I have been looking at energy exchange-traded funds (ETFs) lately. Though I am disgusted with the oil spill in the Gulf of Mexico, I also realize that the problems with BP PLC (NYSE:BP), Transocean (NYSE:RIG) and Halliburton (NYSE:HAL) have caused prices of other energy-related stocks to fall. Plus, my first job in finance involved analyzing oil field companies, so I tend to keep an eye on the energy sector.
The problem is determining whether to trust the forward-looking valuations. The Energy Select Sector SPDR (NYSEARCA:XLE) trades at 12.2x forecast 2010 earnings. Though this seems pretty cheap, the valuation is dependent on forecasts being realized. Given the uncertain regulatory environment in the U.S. and potentially lower demand from Europe, there are reasons to take a step back and ask whether the price-earnings (P/E) multiple is reasonable.
I bring up XLE not as a reason to buy or avoid it – I tend to kick a lot of tires and, more importantly, you should always do your own analysis – but rather as an example of the conundrum that is facing the broad equity markets right now. There are questions as to whether full-year profit forecasts can be trusted given the debt problems in Europe, not to mention the uncertainty concerning financial regulation and, obviously, the energy sector.
Brokerage analysts have so far kept their profit forecasts for the S&P 500 essentially unchanged. Current forecasts predict earnings to total $79.48 per share this year. This consensus earnings estimate equates to a forward-looking P/E of 13.8.
Though the valuation appears to be cheap, it is important to remember that a low P/E does not make an index or a stock a bargain. Sometimes low valuations suggest concern about the future. Right now, that seems to be the case with the markets.
Whether the pessimism represents a buying opportunity or a sign to stay cautious remains to be seen. The bulls currently sure seem to be out to pasture, judging by some of the commentary about the markets I’ve been seeing lately. At the same time, the economic data still shows signs of a continuing recovery. One respondent to the May ISM manufacturing survey went so far as to say that he was seeing “no signs of the ramp-up abating anytime soon.”
Such mixed signals are not surprising given the current economic and geopolitical environment. In fact, a market correction, though unpleasant, helps to prevent irrational exuberance from forming. The key is to determine when a market correction provides opportunities and when it fails to cause prices to fall enough. Pessimism can bring opportunity, but you need to sort through a variety of tea leaves to figure out what sectors and stocks truly have attractive valuations.
THE WEEK AHEAD
Only three S&P 500 members are scheduled to report this week: Altera (ALTR – Monday), Pall Corporation (PLL – Tuesday) and National Semiconductor (NSM –Thursday).

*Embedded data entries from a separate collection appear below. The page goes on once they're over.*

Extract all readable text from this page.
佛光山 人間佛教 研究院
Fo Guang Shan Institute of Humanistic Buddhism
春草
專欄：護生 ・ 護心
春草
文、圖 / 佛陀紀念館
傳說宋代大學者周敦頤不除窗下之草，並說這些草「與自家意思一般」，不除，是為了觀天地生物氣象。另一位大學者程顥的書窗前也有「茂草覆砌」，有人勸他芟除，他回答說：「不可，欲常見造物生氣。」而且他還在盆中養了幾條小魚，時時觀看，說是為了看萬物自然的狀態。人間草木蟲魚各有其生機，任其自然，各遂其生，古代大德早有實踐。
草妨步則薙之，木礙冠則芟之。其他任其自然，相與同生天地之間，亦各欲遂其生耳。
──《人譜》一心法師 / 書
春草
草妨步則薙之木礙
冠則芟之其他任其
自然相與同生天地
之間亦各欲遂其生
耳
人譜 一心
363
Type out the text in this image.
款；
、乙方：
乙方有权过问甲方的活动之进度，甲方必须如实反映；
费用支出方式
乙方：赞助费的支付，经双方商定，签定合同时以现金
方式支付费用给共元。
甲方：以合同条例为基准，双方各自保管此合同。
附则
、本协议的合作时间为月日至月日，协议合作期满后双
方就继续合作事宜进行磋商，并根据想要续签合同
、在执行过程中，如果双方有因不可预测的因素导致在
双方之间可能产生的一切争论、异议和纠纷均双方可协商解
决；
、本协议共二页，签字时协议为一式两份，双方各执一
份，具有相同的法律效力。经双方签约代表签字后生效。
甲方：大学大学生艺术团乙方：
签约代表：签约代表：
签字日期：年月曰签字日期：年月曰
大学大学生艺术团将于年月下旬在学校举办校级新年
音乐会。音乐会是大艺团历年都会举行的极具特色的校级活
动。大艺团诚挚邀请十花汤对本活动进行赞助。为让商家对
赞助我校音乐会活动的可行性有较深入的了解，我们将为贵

The economic calendar is also light. The Federal Reserve’s Beige Book and April wholesale trade data will be published on Wednesday. Thursday features the April trade deficit numbers, in addition to weekly initial job claims data. May retail sales, the preliminary June University of Michigan consumer confidence survey and April business inventories will be released on Friday.
Federal Reserve Chairman Ben Bernanke and Richmond Federal Reserve Bank President Jeffrey Lacker will speak on Wednesday. Minneapolis Federal Reserve Bank President Narayana Kocherlakota and Philadelphia Federal Reserve Bank President Charles Plosser will speak on Friday.
The Treasury Department will auction $36 billion in three-year notes on Tuesday, $21 billion in 10-year notes on Wednesday and $13 billion in 30-year bonds on Thursday.